Моя приемная мать даже прослезилась от такой великой милости, как она сказала, и непременно пожелала показать Eccellenza все мои царапанья карандашом на разных клочках бумаги, которые она припрятывала, словно эскизы самого Микеланджело. Eccellenza пришлось пересмотреть все, что так радовало ее, и я был очень польщен, так как он улыбнулся, потрепал меня по щеке и сказал, что я маленький Сальваторе Роза.

— Да! — сказала Доменика. — Кто подумает, что это рисовал ребенок? Ведь сразу видно, что он хотел нарисовать! Буйволы, лодки и наш домик! А вот это я! И похожа ведь? Только красок не хватает. Но нельзя же было раскрасить карандашом! А теперь спой! — обратилась она ко мне. — Спой, как умеешь, что-нибудь свое! Да, Eccellenza, он сам слагает целые истории и проповеди, что твой монах! Ну, спой же! Eccellenza господин добрый и хочет послушать тебя, а ты ведь сумеешь взять верный тон!

Незнакомец улыбнулся; ему, видно, забавно было глядеть на нас обоих. Я хорошо помню, что я начал петь и что Доменика пришла от моей импровизации в восторг, но что именно я пел и как — не помню. Одно только ясно удержалось у меня в памяти: в песне моей фигурировали Мадонна, Eccellenza и буйвол. Eccellenza сидел молча, и Доменика истолковала его молчание восхищением.

— Захватите с собою мальчика! — вот все, что он сказал после моей импровизации. — Я буду ждать вас завтра утром! Впрочем, нет! Приходите лучше вечером, так за часок до «Ave Maria»! А когда придете, люди сейчас же доложат о вас, я уж предупрежу их! Но как же я выберусь отсюда? У вас нет другого выхода, через который бы я мог выйти и добраться до моего экипажа, не натыкаясь на буйволов?

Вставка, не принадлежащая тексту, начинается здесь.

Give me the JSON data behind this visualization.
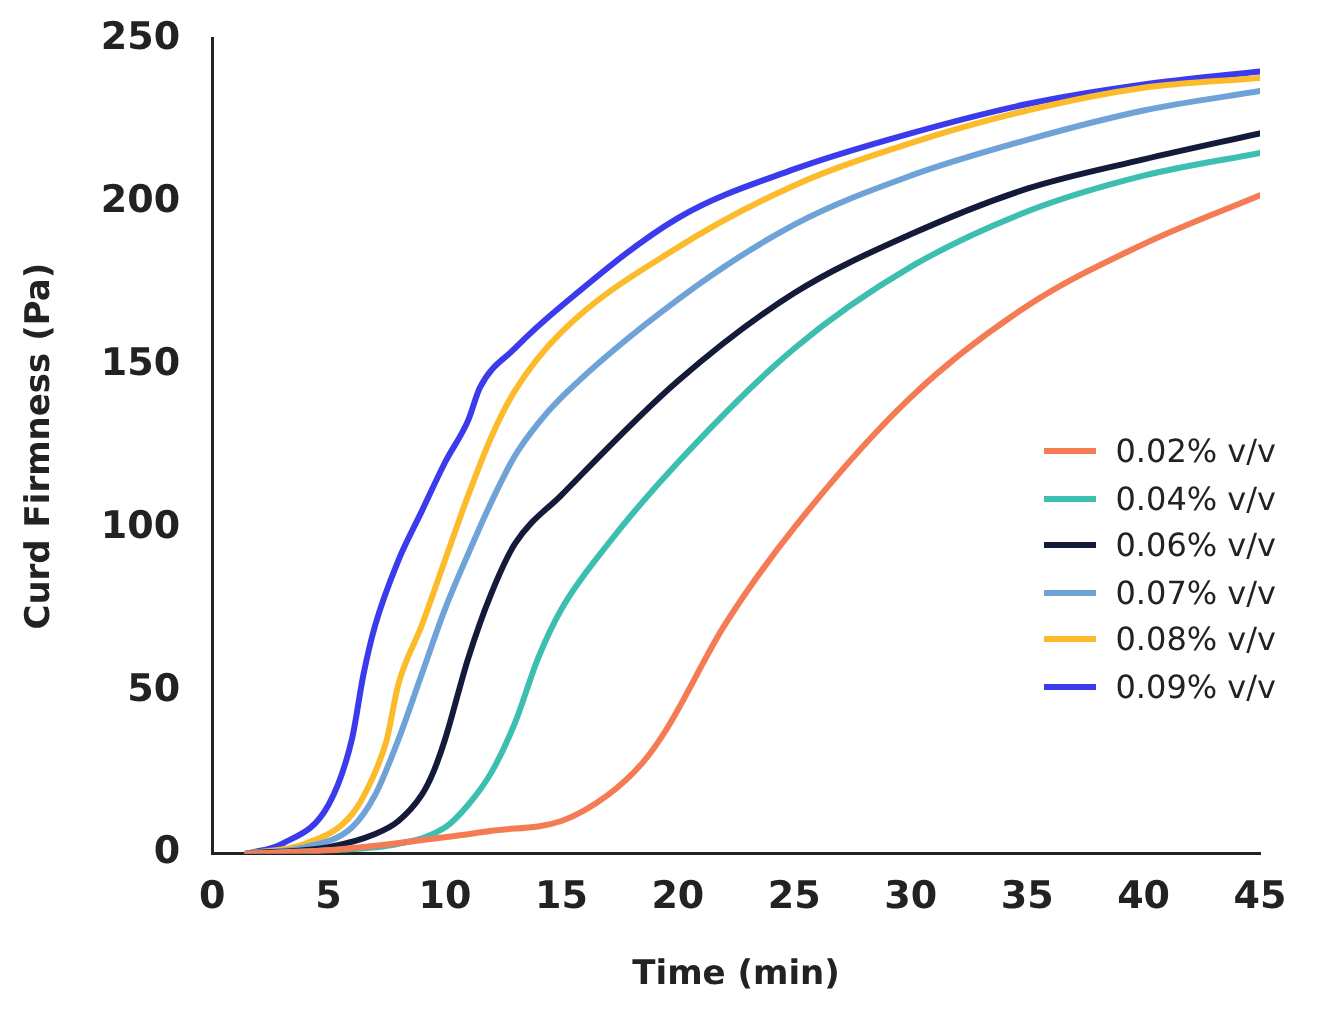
{
  "chart_data": {
    "type": "line",
    "xlabel": "Time (min)",
    "ylabel": "Curd Firmness (Pa)",
    "xlim": [
      0,
      45
    ],
    "xticks": [
      0,
      5,
      10,
      15,
      20,
      25,
      30,
      35,
      40,
      45
    ],
    "ylim": [
      0,
      250
    ],
    "yticks": [
      0,
      50,
      100,
      150,
      200,
      250
    ],
    "grid": false,
    "legend": "right",
    "marker": "none",
    "line_style": "solid",
    "series": [
      {
        "name": "0.02% v/v",
        "color": "#f47b53",
        "x": [
          1.5,
          5,
          10,
          12,
          15,
          17,
          18.5,
          19.5,
          22,
          25,
          30,
          35,
          40,
          45
        ],
        "values": [
          0,
          1,
          5,
          7,
          10,
          18,
          28,
          38,
          70,
          100,
          140,
          168,
          187,
          202
        ]
      },
      {
        "name": "0.04% v/v",
        "color": "#3cbfb1",
        "x": [
          1.5,
          5,
          8,
          10,
          11,
          12,
          13,
          14,
          15,
          17,
          20,
          25,
          30,
          35,
          40,
          45
        ],
        "values": [
          0,
          1,
          3,
          8,
          15,
          25,
          40,
          60,
          75,
          95,
          120,
          155,
          180,
          197,
          208,
          215
        ]
      },
      {
        "name": "0.06% v/v",
        "color": "#141a3a",
        "x": [
          1.5,
          5,
          7,
          8,
          9,
          9.5,
          10,
          11,
          12,
          13,
          15,
          20,
          25,
          30,
          35,
          40,
          45
        ],
        "values": [
          0,
          2,
          6,
          10,
          18,
          25,
          35,
          60,
          80,
          95,
          110,
          145,
          172,
          190,
          204,
          213,
          221
        ]
      },
      {
        "name": "0.07% v/v",
        "color": "#6fa3d8",
        "x": [
          1.5,
          4,
          6,
          7,
          8,
          9,
          10,
          11,
          12,
          13,
          14,
          15,
          20,
          25,
          30,
          35,
          40,
          45
        ],
        "values": [
          0,
          2,
          8,
          18,
          35,
          55,
          75,
          92,
          108,
          122,
          132,
          140,
          170,
          193,
          208,
          219,
          228,
          234
        ]
      },
      {
        "name": "0.08% v/v",
        "color": "#fcbb2b",
        "x": [
          1.5,
          4,
          6,
          7,
          7.5,
          8,
          9,
          10,
          11,
          12,
          13,
          15,
          20,
          25,
          30,
          35,
          40,
          45
        ],
        "values": [
          0,
          3,
          12,
          25,
          35,
          52,
          70,
          90,
          110,
          128,
          142,
          160,
          186,
          205,
          218,
          228,
          235,
          238
        ]
      },
      {
        "name": "0.09% v/v",
        "color": "#3b3bed",
        "x": [
          1.5,
          3,
          5,
          6,
          6.5,
          7,
          8,
          9,
          10,
          11,
          11.5,
          13,
          15,
          20,
          25,
          30,
          35,
          40,
          45
        ],
        "values": [
          0,
          3,
          15,
          35,
          55,
          70,
          90,
          105,
          120,
          133,
          143,
          155,
          168,
          195,
          210,
          221,
          230,
          236,
          240
        ]
      }
    ]
  }
}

— Есть-то есть, — сказала Доменика, — да не для Eccellenza! Мыто можем лазить, но для такого знатного господина эта дорога не годится! Наверху, видите ли, есть дыра, через которую надо выползти и тогда уж попросту спуститься по стене вниз. Это делаю даже я в мои годы! Но я не могу предложить этого гостю, да еще такому знатному господину!

Тем не менее Eccellenza поднялся по узенькой лесенке наверх, просунул голову в дыру и заявил, что спуск так же удобен, как капитолийская лестница. К тому же буйволы в это время как раз повернули к Тибру, а по дороге, недалеко от нашего домика, лениво тащился крестьянский обоз, направлявшийся к большой дороге; к нему-то Eccellenza и решил пристать: за нагруженными связками камыша возами он мог быть в безопасности от нового нападения буйволов. Еще раз наказал он Доменике прийти со мною к нему на другой день, за час до «Ave Maria», протянул ей для поцелуя руку, потрепал по щеке меня, раздвинул густую зелень плюща и спустился по стене вниз. Скоро мы увидели, что он догнал крестьянский обоз и скрылся между возами.

Глава VI

Палаццо Боргезе. Конец детства

Бенедетто, с помощью двух других пастухов, оттащил животное от дверей, и тут-то пошли разговоры, но я помню ясно только то, что на другой день я был на ногах еще до рассвета, приготовляясь к вечернему путешествию в Рим. Мое праздничное платье, лежавшее столько месяцев без употребления, снова увидело свет Божий; меня принарядили, и шляпу мою украсили свежей розой. Башмаки составляли самую слабую часть моего костюма; трудно, право, было решить, насколько они, собственно, соответствовали своему названию и не походили ли скорее на римские сандалии?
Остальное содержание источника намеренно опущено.